The report recommends that the Scottish Government and Transport Scotland take a rights-based approach to transport as a necessary requirement of meeting other human rights such as the right to education, health and work and that the recently launched national taskforce on human rights leadership should consider how transport might fit with the recommendations it is taking forward.

It also suggested that the new statutory Poverty and Inequality Commission, to be set up this summer, should undertake work to explore how a minimum transport standard might be defined for Scotland.

Other recommendations included considering widening concessionary schemes to make transport more affordable, looking at accountability and levers to involve users with particular needs in designing the system, a system of delay compensation for buses and ferries as well as trains, and for the Scottish Government, the NHS and COSLA to work together to ensure people can access NHS services and that transport is integrated with community planning around housing, education, health, employment and leisure services.

Commenting on the report, the commission’s deputy chair, Kaliani Lyle, said: “For too many people unaffordable and unreliable public transport is locking them into poverty. 

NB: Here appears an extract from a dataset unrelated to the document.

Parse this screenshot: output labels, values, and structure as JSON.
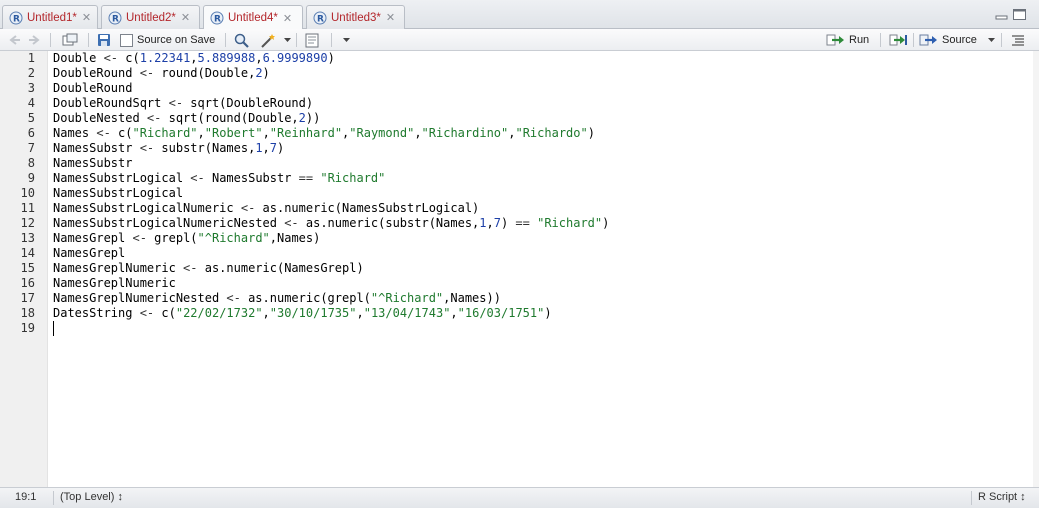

“We heard about feelings of isolation from those without easy access to public transport, the anxiety of unreliable networks and high levels of stress that stems from high transport costs putting pressure on already stretched budgets. 

“The commission’s recommendations set out actions that must be taken if transport is to fulfil its potential to release people from the grip of poverty, enabling people to access employment and education and improving quality of life for those on low incomes.”

She added: “While significant amounts of money are invested in public transport, those on the lowest incomes, particularly women, disabled people and those in rural areas, often see little benefit. 

“A transport network that proceeds from a rights-based starting point will go a long way to address this.”